Protein-coding gene in the species Homo sapiens

Potassium channel subfamily K member 4 is a protein that in humans is encoded by the KCNK4 gene. KCNK4 protein channels are also called TRAAK channels.

== Function ==

KNCK4 is a gene segment that encodes for the TRAAK (TWIK-related Arachidonic Acid-Stimulated K+) subfamily of mechanosensitive potassium channels. Potassium channels play a role in many cellular processes including action potential depolarization, muscle contraction, hormone secretion, osmotic regulation, and ion flow. The K_{2P}4.1 protein is a lipid-gated ion channel that belongs to the superfamily of potassium channel proteins containing two pore-forming P domains (K_{2P}). K_{2P}4.1 homodimerizes and functions as an outwardly rectifying channel. It is expressed primarily in neural tissues and is stimulated by membrane stretch and polyunsaturated fatty acids.

TRAAK channels are found in mammalian neurons and are part of a protein family of weakly inward rectifying potassium channels.

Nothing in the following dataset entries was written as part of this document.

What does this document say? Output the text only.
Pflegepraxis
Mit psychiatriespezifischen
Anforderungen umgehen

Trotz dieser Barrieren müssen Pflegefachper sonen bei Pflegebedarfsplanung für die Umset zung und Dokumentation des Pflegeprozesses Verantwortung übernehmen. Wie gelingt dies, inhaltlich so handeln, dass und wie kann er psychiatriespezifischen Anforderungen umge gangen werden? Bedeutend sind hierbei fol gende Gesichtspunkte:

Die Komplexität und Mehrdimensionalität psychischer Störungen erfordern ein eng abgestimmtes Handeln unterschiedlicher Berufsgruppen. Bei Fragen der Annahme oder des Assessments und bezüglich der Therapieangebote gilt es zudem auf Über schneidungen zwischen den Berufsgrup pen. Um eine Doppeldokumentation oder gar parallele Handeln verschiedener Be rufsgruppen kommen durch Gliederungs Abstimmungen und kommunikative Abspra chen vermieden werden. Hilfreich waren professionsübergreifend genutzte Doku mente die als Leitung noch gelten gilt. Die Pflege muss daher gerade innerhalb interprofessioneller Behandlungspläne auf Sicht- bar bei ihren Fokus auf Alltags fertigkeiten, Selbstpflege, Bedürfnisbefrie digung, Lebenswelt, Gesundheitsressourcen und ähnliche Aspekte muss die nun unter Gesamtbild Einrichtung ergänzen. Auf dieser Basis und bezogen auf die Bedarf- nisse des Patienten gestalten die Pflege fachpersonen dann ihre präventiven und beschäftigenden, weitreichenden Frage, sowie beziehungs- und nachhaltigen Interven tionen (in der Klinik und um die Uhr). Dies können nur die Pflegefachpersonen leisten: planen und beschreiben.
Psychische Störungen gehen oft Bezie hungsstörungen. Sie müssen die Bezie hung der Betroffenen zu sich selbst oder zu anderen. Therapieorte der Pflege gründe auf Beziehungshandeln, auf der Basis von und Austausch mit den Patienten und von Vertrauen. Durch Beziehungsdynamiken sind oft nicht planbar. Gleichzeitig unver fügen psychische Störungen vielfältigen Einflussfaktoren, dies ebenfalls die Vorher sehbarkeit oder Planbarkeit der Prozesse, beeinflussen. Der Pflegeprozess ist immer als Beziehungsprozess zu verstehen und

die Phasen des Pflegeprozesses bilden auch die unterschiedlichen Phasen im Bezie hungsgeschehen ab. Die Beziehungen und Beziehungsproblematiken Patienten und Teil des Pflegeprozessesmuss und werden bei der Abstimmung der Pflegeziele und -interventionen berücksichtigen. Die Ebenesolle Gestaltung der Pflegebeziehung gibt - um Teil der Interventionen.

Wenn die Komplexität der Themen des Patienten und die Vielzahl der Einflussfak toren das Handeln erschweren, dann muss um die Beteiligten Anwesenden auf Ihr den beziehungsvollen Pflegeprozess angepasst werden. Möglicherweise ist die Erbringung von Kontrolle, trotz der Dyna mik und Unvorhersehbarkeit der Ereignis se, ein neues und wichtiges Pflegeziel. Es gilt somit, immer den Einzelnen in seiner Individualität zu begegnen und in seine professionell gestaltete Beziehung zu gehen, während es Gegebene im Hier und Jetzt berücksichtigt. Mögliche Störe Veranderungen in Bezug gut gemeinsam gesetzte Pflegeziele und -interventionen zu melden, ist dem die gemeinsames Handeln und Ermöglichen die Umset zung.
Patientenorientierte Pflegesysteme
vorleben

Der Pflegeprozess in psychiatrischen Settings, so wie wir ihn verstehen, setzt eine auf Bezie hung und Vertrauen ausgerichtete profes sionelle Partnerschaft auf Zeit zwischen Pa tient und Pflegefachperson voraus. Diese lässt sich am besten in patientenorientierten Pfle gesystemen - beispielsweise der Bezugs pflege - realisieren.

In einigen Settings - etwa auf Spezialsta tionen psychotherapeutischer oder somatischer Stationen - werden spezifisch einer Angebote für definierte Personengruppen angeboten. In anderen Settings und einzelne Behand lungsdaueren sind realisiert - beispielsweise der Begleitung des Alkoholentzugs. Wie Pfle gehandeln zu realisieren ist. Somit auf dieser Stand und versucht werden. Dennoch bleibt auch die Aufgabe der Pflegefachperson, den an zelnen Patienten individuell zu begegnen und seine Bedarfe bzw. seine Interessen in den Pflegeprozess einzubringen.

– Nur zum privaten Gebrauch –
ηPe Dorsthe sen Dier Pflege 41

This subfamily of potassium channels is mechanically gated. The C-terminal of TRAAK has a charged cluster that is important in maintaining the mechanosensitive properties of the channel.

TRAAK is only expressed in neuronal tissue, and can be found in the brain, spinal cord, and retina, which suggests that it has a function beyond mechanotransduction in terms of neuronal excitability. The highest levels of TRAAK expression are in the olfactory system, cerebral cortex, hippocampal formation, habenula, basal ganglia, and cerebellum. TRAAK channels are mechanically activated when there is a convex curvature in the membrane that alters the channel's activity. TRAAK channels are thought to have a role in axonal pathfinding, growth cone motility, and neurite elongation, as well as possibly having a role in touch or pain detection.

TRAAK channels play a critical role in the maintenance of the resting membrane potential in excitable cell types. More recently, TRAAK channels have been identified as an integral component of the nervous system, contributing to a variety of important biological functions such as: neurite migration, neurotransmission, and signal transduction across several sensory modalities. TRAAK and related mechanosensitive ion channels initiate these and other complex physiological processes by detecting asymmetrical pressure gradients generated across the inner and outer leaflets of the cell membrane, characterizing a rich profile of mechanical bilayer interactions. Furthermore, KCNK4 expression patterns the axonal segments of neurons in both central and peripheral nervous systems by inserting TRAAK membrane protein channels at the Nodes of Ranvier and allowing for saltatory conduction. The pathologies that are associated with improper KCNK4 expression such as Hirchsprung's Disease and FHEIG (facial dysmorphism, hypertrichosis, epilepsy, developmental/ID delay, and gingival overgrowth) syndrome, manifest accordingly as a constellation of neurological symptoms resulting from neuronal dysplasia. Animal models containing known syndromic KCNK4 mutations have recapitulated these phenotypic abnormalities. High TRAAK channel density has also been implicated in the resulting cerebral ischemia following the event of a stroke.